5326 sayılı Kabahatler Kanunu’nun “İçtima” başlıklı 15/1’inci maddesinde “Bir fiil ile birden fazla kabahatin işlenmesi halinde bu kabahatlere ilişkin tanımlarda sadece idarî para cezası öngörülmüşse, en ağır idarî para cezası verilir. Bu kabahatlerle ilgili olarak kanunda idarî para cezasından başka idarî yaptırımlar da öngörülmüş ise, bu yaptırımların her birinin uygulanmasına karar verilir.” hükmü yer almaktadır.

Ancak, aynı kabahatin birden fazla işlenmesi halinde her bir kabahatle ilgili olarak ayrı ayrı idari para cezası verilir.
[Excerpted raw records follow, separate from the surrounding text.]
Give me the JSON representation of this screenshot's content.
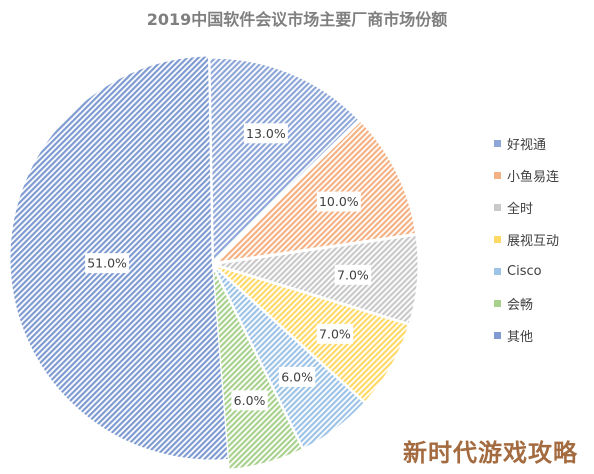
{
  "watermark": "新时代游戏攻略",
  "chart_data": {
    "type": "pie",
    "title": "2019中国软件会议市场主要厂商市场份额",
    "slices": [
      {
        "name": "好视通",
        "value": 13.0,
        "label": "13.0%",
        "color": "#8ea6d8"
      },
      {
        "name": "小鱼易连",
        "value": 10.0,
        "label": "10.0%",
        "color": "#f4b183"
      },
      {
        "name": "全时",
        "value": 7.0,
        "label": "7.0%",
        "color": "#c9c9c9"
      },
      {
        "name": "展视互动",
        "value": 7.0,
        "label": "7.0%",
        "color": "#ffd966"
      },
      {
        "name": "Cisco",
        "value": 6.0,
        "label": "6.0%",
        "color": "#9dc3e6"
      },
      {
        "name": "会畅",
        "value": 6.0,
        "label": "6.0%",
        "color": "#a9d18e"
      },
      {
        "name": "其他",
        "value": 51.0,
        "label": "51.0%",
        "color": "#7f9bd1"
      }
    ],
    "legend_position": "right"
  }
}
Bu hükme göre Kabahatler Kanunu “non bis in idem” ilkesini, idari yaptırımlar açısından kısmen kabul etmiştir. Buna göre, bir fiil nedeniyle sadece iki ayrı idari para cezası öngörülmüşse en ağır idarî para cezası uygulanacaktır. Bu durumda “non bis in idem” ilkesi mutlak olarak tatbik edilecek yani mükerrer cezalandırılmaya gidilmeyecektir.
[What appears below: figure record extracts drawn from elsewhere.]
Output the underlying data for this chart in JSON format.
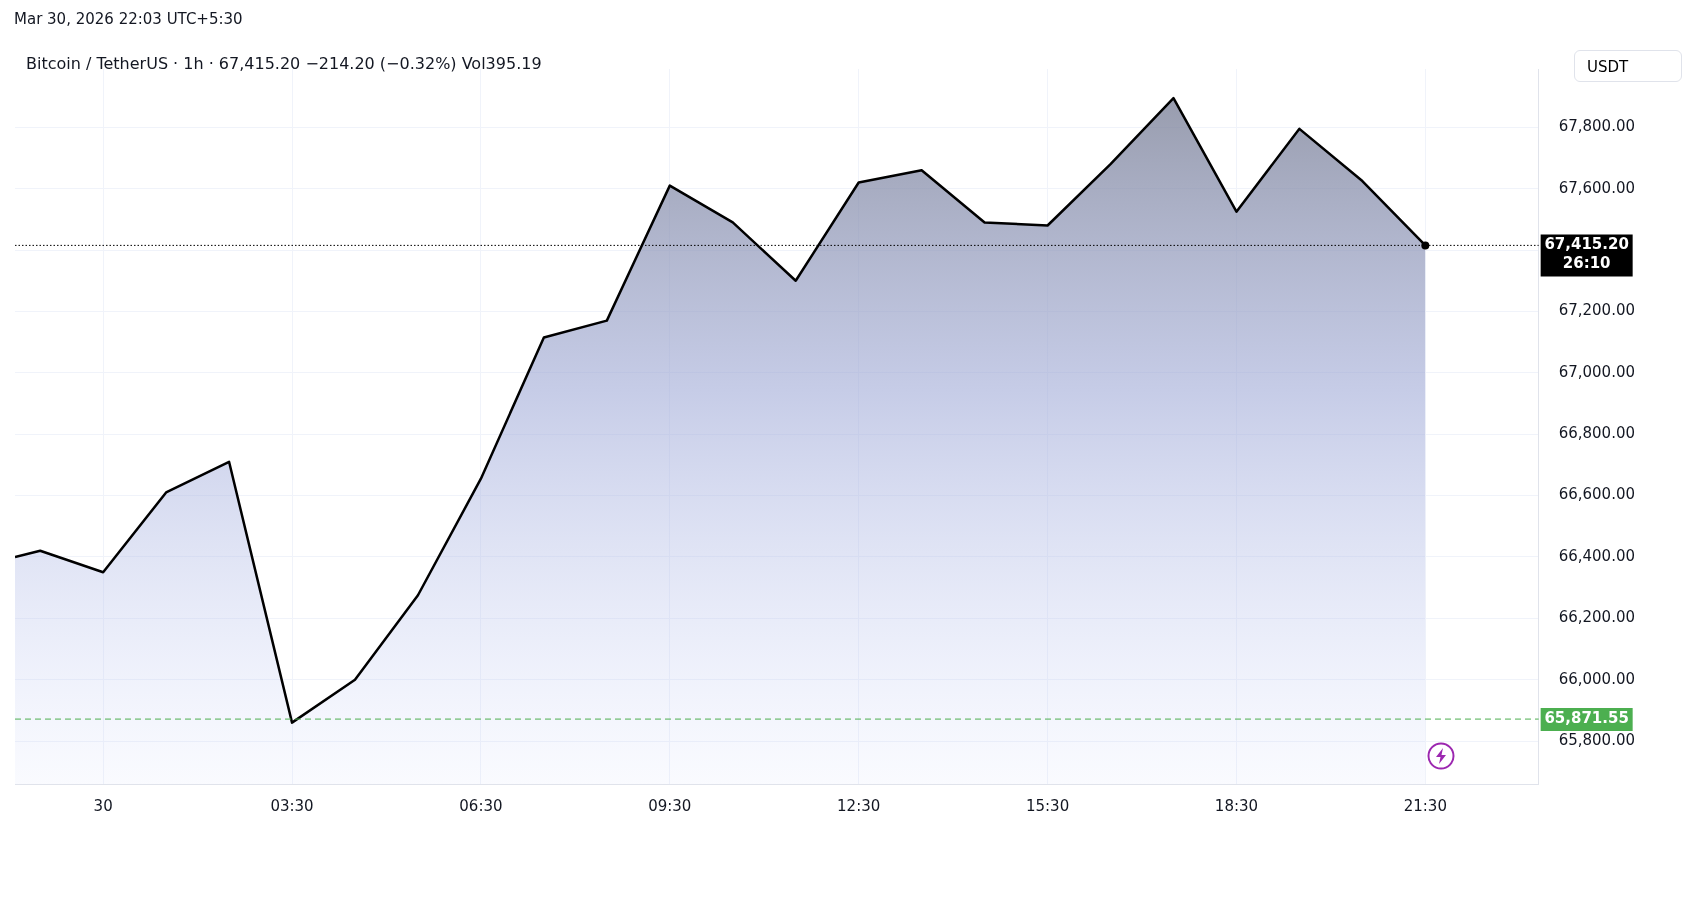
{
  "chart_data": {
    "type": "area",
    "title": "Bitcoin / TetherUS · 1h · 67,415.20 −214.20 (−0.32%) Vol395.19",
    "annotations": [
      "Mar 30, 2026 22:03 UTC+5:30",
      "USDT"
    ],
    "x": [
      "2026-03-29T23:06",
      "2026-03-29T23:30",
      "2026-03-30T00:30",
      "2026-03-30T01:30",
      "2026-03-30T02:30",
      "2026-03-30T03:30",
      "2026-03-30T04:30",
      "2026-03-30T05:30",
      "2026-03-30T06:30",
      "2026-03-30T07:30",
      "2026-03-30T08:30",
      "2026-03-30T09:30",
      "2026-03-30T10:30",
      "2026-03-30T11:30",
      "2026-03-30T12:30",
      "2026-03-30T13:30",
      "2026-03-30T14:30",
      "2026-03-30T15:30",
      "2026-03-30T16:30",
      "2026-03-30T17:30",
      "2026-03-30T18:30",
      "2026-03-30T19:30",
      "2026-03-30T20:30",
      "2026-03-30T21:30"
    ],
    "series": [
      {
        "color": "#000000",
        "values": [
          66400,
          66420,
          66350,
          66610,
          66710,
          65860,
          66000,
          66275,
          66655,
          67115,
          67170,
          67610,
          67490,
          67300,
          67620,
          67660,
          67490,
          67480,
          67680,
          67895,
          67525,
          67795,
          67625,
          67415
        ]
      }
    ],
    "xlim": [
      "2026-03-29T23:06",
      "2026-03-30T23:18"
    ],
    "xticks": [
      {
        "value": "2026-03-30T00:30",
        "label": "30"
      },
      {
        "value": "2026-03-30T03:30",
        "label": "03:30"
      },
      {
        "value": "2026-03-30T06:30",
        "label": "06:30"
      },
      {
        "value": "2026-03-30T09:30",
        "label": "09:30"
      },
      {
        "value": "2026-03-30T12:30",
        "label": "12:30"
      },
      {
        "value": "2026-03-30T15:30",
        "label": "15:30"
      },
      {
        "value": "2026-03-30T18:30",
        "label": "18:30"
      },
      {
        "value": "2026-03-30T21:30",
        "label": "21:30"
      }
    ],
    "ylim": [
      65660,
      67990
    ],
    "yticks": [
      {
        "value": 65800,
        "label": "65,800.00"
      },
      {
        "value": 66000,
        "label": "66,000.00"
      },
      {
        "value": 66200,
        "label": "66,200.00"
      },
      {
        "value": 66400,
        "label": "66,400.00"
      },
      {
        "value": 66600,
        "label": "66,600.00"
      },
      {
        "value": 66800,
        "label": "66,800.00"
      },
      {
        "value": 67000,
        "label": "67,000.00"
      },
      {
        "value": 67200,
        "label": "67,200.00"
      },
      {
        "value": 67400,
        "label": null
      },
      {
        "value": 67600,
        "label": "67,600.00"
      },
      {
        "value": 67800,
        "label": "67,800.00"
      }
    ],
    "ref_lines": [
      {
        "axis": "y",
        "value": 67415.2,
        "label": "67,415.20 26:10",
        "color": "#000000",
        "line_style": "dotted"
      },
      {
        "axis": "y",
        "value": 65871.55,
        "label": "65,871.55",
        "color": "#4caf50",
        "line_style": "dashed"
      }
    ],
    "grid": true,
    "legend": false,
    "marker": "none",
    "line_style": "solid"
  }
}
Fakat Maden ve Petrol İşleri Genel Müdürlüğü tarafından verilen idari para cezalarında çoğu zaman işlenen fiil tek olmasına ve bu fiile sadece idari para cezası verilmesi öngörülmüş olmasına rağmen Maden Kanununun farklı maddelerinin ihlal edildiği gerekçesiyle tek bir fiil için ayrı ayrı idari para cezaları uygulanmaktadır ki bu hukuka uygun olmamaktadır.

ZAMANAŞIMI

Zamanaşımı, en basit anlatımla, yasanın öngördüğü belli bir sürenin geçmesiyle, bir hakkın kazanılmasına veya bir borçtan kurtulmasına olanak veren bir hukuki müessesedir Suçun işlenmesi veya hükmün kesinleşmesinden itibaren belli bir sürenin geçmiş olması, Devlet’in ceza veya infaz yetkisini ortadan kaldırır.

Zamanaşımı süresi, Kamu Hukuku’nda Özel Hukuk’tan farklı olarak mahkemece kendiliğinden göz gönünde bulundurulmalıdır.
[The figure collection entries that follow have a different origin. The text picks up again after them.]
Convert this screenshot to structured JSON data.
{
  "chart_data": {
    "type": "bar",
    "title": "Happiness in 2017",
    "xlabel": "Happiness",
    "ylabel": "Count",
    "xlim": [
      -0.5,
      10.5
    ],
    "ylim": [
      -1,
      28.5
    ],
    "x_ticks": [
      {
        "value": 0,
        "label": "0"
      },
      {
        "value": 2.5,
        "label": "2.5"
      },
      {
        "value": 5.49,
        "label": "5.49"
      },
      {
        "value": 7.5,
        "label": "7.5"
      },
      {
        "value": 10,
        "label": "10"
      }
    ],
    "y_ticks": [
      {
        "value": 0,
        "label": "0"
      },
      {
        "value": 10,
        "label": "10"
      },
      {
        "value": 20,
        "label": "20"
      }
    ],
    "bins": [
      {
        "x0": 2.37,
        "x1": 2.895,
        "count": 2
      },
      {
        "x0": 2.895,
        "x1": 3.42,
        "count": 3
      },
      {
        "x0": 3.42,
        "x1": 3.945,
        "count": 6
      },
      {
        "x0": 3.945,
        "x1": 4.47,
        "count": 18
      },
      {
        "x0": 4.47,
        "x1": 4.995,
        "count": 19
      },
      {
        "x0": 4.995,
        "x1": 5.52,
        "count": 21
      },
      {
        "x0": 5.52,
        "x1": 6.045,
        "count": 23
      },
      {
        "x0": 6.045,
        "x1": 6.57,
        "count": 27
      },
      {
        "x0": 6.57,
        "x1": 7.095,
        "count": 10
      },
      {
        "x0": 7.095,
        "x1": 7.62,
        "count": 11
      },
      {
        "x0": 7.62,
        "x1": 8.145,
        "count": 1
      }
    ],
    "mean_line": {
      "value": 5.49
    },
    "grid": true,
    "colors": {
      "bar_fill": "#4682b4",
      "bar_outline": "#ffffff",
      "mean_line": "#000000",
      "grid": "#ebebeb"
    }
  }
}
TCK’da zamanaşımı, dava zamanaşımı ve ceza zamanaşımı olarak iki şekilde düzenlenmiştir. Devletin ceza verme yetkisini düşüren süreye “dava zamanaşımı”, kesinleşmiş bir mahkumiyetin infazını ortadan kaldıran süreye de “ceza zamanaşımı” denir.

Kabahatler Kanunu’nun 20. maddesindeki soruşturma zamanaşımını TCK’daki dava zamanaşımına, 21. maddesindeki yerine getirme zamanaşımını da TCK’daki ceza zamanaşımına benzetmek mümkündür.

Buna göre soruşturma zamanaşımı süresinin dolması halinde kabahatten dolayı kişi hakkında idari para cezası verilemez, yerine getirme zamanaşımının dolması halinde ise idari cezası tahsil edilemez.

Kabahatler kanununda, soruşturma zamanaşımı (m.20) ve yerine getirme zamanaşımı (m.21) olmak üzere iki türlü zamanaşımı kabul edilmiştir. Kabahat işlendikten sonra, kanunda yazılı belirli bir süre içinde soruşturma yapılıp, kabahatten dolayı kişi hakkında idari para cezası verilmez ise soruşturma zamanaşımı, kabahatten dolayı verilen ceza, kanunda yazılı belirli bir süre içinde uygulanmaz ise yerine getirme (tahsil) zamanaşımı söz konusu olur.

Kabahatler Kanunu’nun 20. maddesinin 4. fıkrasına göre soruşturma zamanaşımı süresi, kabahate ilişkin tanımdaki fiilin işlenmesiyle veya neticenin gerçekleşmesiyle işlemeye başlar. Kanununun 5. maddesinin 2. fıkrasında yer alan kabahat, “failinin icrai veya ihmali davranışı gerçekleştirdiği zaman işlenmiş sayılır. Neticenin oluştuğu zaman, bu bakımından dikkate alınmaz.”. Bu nedenle zamanaşımının işlemeye başlama anı olarak davranışın gerçekleştirildiği zaman dikkate alınmalıdır.

Maden ve Petrol İşleri Genel Müdürlüğü uygulamalarında zamanaşımı süresinin hesabında fiilin idare tarafından tespit edildiği tarih esas alınmakta ise de böyle bir uygulamanın, soruşturma zamanaşımı süresinin, kabahate ilişkin tanımdaki fiilin işlenmesiyle başlayacağı yönündeki Kanun hükmüne açıkça aykırı olduğu ortadadır.